An ache shot through my chest, my knees buckled, and I sank to the desert floor. The glyph she referred to was both on an agent’s chest—the superhero symbol popularized in comics—and in the troop’s sanctuary. In a room representing the troop’s star signs and powers, these symbols pulsed with life as long as an agent’s body pulsed with blood. The star sign snuffed out only when the agent died.

Chandra dropped down across from me, the pain I felt etched across her wide brow. We stared at each other, sharing grief across the invisible line.

Felix, who sang badly and danced well. Felix, who was impulsive and dreamy and impossibly mischievous. Poor Vanessa. Poor everyone.

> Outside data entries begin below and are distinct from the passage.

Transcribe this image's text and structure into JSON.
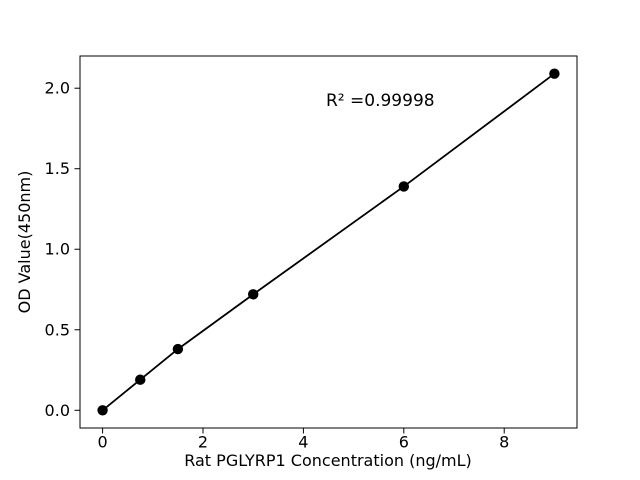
{
  "chart_data": {
    "type": "scatter",
    "title": "",
    "xlabel": "Rat PGLYRP1 Concentration (ng/mL)",
    "ylabel": "OD Value(450nm)",
    "annotation": "R² =0.99998",
    "x": [
      0,
      0.75,
      1.5,
      3,
      6,
      9
    ],
    "y": [
      0.0,
      0.19,
      0.38,
      0.72,
      1.39,
      2.09
    ],
    "fit_line": true,
    "xlim": [
      -0.45,
      9.45
    ],
    "ylim": [
      -0.11,
      2.2
    ],
    "xticks": {
      "values": [
        0,
        2,
        4,
        6,
        8
      ],
      "labels": [
        "0",
        "2",
        "4",
        "6",
        "8"
      ]
    },
    "yticks": {
      "values": [
        0,
        0.5,
        1.0,
        1.5,
        2.0
      ],
      "labels": [
        "0.0",
        "0.5",
        "1.0",
        "1.5",
        "2.0"
      ]
    },
    "grid": false,
    "legend": null,
    "colors": {
      "line": "#000000",
      "marker": "#000000",
      "spine": "#000000",
      "background": "#ffffff"
    }
  }
}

I looked up, wishing the sky would show me some of its infamous “harmonious order.” But either I couldn’t read it, or Solange was wrong and there was nothing there at all.

“It wasn’t us,” I managed, my voice croaking from me in syllables so stilted it sounded like a different tongue.

“We know,” she said, speaking the same broken language. Her shoulders slumped, her round cheeks suddenly glistening with tears. Her open vulnerability was so strange I almost thought it a ruse, that she’d been ordered to use my affection for Felix to get to me, but all I saw was grief.

Felix.

I closed my eyes. “So why are you here?”

“Because even after his glyph went dormant, Warren refused to cease his campaign against the Shadows. He said there was no point in sending out a search party, risking the rest of the troop, or losing ground against our enemies if Felix was already dead.”

I winced, and the small hope that Warren would someday care for people more than causes splintered and fell to dust. “Sounds like Warren.”

Chandra looked away. “That’s not all. The next day Vanessa was gone.”

“No.” And this time my voice shattered.

“Not dead,” she clarified, and waited for my relieved sigh. “Just gone.”

But I could tell there was more than that. “And?”

“I let her go,” she said quickly, her eyes tearing up again. “I somehow knew she wouldn’t come back, and I let her do it anyway. If I’d said anything, Warren would have known I allowed it. He’d have seen or scented it on me. He’s been increasingly . . . suspicious since you left.”

She meant paranoid. Having always mistrusted those on the outside of the troop, its recent mutiny from the inside—first from a woman named Greta, then Hunter’s longtime hidden obsession, then my refusal to obey his ruthless commands—he was now turning that same calculated consideration within.

Chandra sniffled, running a hand under her nose before lifting her head. “I haven’t been sleeping well. So I went up into the Boneyard before dawn, you know how you sometimes did?”

Yes. I’d watched dawn emerge over the battered signage of the Neon Boneyard countless times. There was something peaceful about the spent remnants of our city in those hours. I’d often wished I could press my ear against some kitschy tin castoff and let its metallic secrets slide into my ear, curled shavings whispering of the past.